Large language models (LLMs) often benefit from verbalized reasoning at inference time, but it remains unclear which aspects of task difficulty these extra reasoning tokens address. To investigate this question, we formalize a framework using deterministic finite automata (DFAs). DFAs offer a formalism through which we can characterize task complexity through measurable properties such as run length (number of reasoning steps required) and state-space size (decision complexity). We first show that across different tasks and models of different sizes and training paradigms, there exists an optimal amount of reasoning tokens such that the probability of producing a correct solution is maximized. We then investigate which properties of complexity govern this critical length: we find that task instances with longer corresponding underlying DFA runs (i.e. demand greater latent state-tracking requirements) correlate with longer reasoning lengths, but, surprisingly, that DFA size (i.e. state-space complexity) does not. We then demonstrate an implication of these findings: being able to predict the optimal number of reasoning tokens for new problems and filtering out non-optimal length answers results in consistent accuracy improvements.

Figures (9)

• Figure 1: Average per-task accuracy as a function of how many tokens a model includes in its response. Across tasks and models, accuracy peaks at a critical length ($L^*$). Each line represents a different model: COT-RL lines in orange, regular Instruction-tuned models in blue, with darker hues indicating larger models. Sequence length is normalized so that 0 represents the least tokens a model produces per task while $L^*$ is the peak.
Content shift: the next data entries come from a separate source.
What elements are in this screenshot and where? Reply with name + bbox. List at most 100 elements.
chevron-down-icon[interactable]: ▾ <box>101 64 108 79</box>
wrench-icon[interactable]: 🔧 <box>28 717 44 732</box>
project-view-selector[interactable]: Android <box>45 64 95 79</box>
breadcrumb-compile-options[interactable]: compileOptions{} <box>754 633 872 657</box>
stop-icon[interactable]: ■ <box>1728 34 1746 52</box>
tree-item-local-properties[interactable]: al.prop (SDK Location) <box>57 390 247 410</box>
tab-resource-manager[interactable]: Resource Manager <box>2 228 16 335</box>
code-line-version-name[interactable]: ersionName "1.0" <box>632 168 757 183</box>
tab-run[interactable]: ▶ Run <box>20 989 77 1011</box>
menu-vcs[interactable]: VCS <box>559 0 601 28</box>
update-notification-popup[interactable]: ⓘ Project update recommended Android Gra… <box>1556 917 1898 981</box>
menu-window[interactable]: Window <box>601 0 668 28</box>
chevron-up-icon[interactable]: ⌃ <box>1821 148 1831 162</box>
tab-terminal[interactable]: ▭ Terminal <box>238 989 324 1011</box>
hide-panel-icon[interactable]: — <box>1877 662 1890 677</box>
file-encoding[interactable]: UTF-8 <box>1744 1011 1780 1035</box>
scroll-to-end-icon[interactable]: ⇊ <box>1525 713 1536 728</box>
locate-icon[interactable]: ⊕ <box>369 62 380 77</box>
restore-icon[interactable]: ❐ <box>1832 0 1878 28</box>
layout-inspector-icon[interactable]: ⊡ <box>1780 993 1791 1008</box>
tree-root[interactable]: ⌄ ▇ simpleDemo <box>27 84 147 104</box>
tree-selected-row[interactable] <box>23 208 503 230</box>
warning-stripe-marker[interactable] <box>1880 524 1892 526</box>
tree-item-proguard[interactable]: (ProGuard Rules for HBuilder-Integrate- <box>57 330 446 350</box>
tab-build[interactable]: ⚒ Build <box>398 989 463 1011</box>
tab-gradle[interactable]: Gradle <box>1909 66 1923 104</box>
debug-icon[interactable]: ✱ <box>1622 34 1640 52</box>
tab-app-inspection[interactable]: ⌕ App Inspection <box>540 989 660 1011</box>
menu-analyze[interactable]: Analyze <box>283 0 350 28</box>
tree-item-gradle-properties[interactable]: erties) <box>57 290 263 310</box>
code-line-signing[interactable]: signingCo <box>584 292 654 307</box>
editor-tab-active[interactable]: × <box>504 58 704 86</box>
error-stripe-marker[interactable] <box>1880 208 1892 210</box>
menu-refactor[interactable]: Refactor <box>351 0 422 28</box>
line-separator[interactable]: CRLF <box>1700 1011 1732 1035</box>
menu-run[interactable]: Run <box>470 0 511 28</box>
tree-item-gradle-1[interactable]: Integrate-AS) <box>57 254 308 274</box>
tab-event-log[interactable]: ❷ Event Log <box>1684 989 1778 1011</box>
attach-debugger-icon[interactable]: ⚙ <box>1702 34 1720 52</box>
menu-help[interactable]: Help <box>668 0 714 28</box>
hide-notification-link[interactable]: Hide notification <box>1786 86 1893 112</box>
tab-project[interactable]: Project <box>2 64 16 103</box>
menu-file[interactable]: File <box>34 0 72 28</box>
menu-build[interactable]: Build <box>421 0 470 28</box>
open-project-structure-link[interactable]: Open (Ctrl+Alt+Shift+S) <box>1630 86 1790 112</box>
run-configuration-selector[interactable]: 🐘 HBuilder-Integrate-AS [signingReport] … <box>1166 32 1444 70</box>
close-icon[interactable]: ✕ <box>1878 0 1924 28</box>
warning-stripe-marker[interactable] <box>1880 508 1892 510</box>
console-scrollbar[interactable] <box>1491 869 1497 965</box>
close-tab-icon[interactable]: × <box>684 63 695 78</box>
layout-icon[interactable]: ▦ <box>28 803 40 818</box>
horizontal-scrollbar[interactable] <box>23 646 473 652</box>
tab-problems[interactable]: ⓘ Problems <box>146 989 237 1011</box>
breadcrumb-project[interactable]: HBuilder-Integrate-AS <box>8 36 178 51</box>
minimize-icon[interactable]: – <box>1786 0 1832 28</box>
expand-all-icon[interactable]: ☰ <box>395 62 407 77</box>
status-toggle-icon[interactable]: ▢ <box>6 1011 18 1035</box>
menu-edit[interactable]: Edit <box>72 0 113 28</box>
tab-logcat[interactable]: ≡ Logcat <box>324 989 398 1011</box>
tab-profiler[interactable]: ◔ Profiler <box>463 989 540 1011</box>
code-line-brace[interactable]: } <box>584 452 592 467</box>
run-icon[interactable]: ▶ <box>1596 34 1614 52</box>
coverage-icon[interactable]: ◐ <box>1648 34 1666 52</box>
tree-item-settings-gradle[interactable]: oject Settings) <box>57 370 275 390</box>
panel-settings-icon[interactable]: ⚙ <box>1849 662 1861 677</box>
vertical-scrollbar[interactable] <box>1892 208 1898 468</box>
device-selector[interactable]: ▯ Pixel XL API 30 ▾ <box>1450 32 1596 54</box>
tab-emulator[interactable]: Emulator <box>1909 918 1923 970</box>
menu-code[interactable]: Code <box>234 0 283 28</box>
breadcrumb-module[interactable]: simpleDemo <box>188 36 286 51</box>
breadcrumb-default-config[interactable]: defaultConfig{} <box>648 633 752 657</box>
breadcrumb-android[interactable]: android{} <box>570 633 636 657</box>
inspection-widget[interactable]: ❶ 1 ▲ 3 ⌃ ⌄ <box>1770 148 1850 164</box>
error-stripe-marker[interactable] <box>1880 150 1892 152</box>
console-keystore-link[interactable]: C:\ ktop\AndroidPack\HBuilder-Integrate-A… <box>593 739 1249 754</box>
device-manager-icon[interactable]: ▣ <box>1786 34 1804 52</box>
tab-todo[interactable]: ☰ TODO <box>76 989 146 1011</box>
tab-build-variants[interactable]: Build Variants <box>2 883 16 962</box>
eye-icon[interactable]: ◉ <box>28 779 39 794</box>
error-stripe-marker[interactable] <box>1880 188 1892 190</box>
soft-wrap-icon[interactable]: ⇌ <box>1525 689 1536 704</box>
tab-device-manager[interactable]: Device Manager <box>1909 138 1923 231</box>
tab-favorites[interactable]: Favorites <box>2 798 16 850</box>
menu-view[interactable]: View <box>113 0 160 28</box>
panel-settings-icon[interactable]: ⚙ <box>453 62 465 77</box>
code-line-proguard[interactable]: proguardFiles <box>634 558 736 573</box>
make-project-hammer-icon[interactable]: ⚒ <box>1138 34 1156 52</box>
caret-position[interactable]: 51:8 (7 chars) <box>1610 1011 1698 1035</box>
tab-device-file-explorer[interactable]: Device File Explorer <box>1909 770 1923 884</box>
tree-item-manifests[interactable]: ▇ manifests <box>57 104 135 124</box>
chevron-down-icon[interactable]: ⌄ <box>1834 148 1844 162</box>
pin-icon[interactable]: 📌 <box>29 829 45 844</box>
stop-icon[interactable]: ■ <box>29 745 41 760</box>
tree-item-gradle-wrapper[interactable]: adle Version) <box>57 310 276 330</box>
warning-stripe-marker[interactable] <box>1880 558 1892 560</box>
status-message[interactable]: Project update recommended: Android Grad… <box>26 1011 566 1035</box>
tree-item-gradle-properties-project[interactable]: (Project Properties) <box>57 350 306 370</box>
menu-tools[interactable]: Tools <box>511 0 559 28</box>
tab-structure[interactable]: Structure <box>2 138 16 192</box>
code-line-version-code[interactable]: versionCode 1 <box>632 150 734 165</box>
• Figure 1: The large language models we use in our analysis. The last column refers to the model's final RL training stage: COT-RL or Instruction Tuning.
• Figure 2: The distribution of generation lengths per model and corresponding critical lengths, averaged across tasks. COT-RL models (orange) generate longer sequences and have higher critical lengths.
• Figure 3: We systematically vary the complexity of test examples by formulating tasks as DFAs. The left panel of this figure shows a demonstrative parity task with a small run length ($N=4$) and state space ($k=2$). In the middle panel, we increase the run length while keeping state space size constant ($N=5$, $k=2$). In the final panel, we keep the run length from the first panel and increase state space size ($N=4$, $k=3$).
• Figure 4: On the left, critical length ($L^*$) is plotted as the run length and number of states are varied. Each line represents a different model: blue lines indicate standard instruction-tuned models, orange lines indicate COT-RL models, and darker hues indicate larger models. On the right, the correlation between $L^*$ and run length $(N)$ as well as number of states $(k)$. The values of $L^*$ are normalized per model and task for both figures. The critical length correlates strongly with run length $N$, but weakly with state-space size $k$.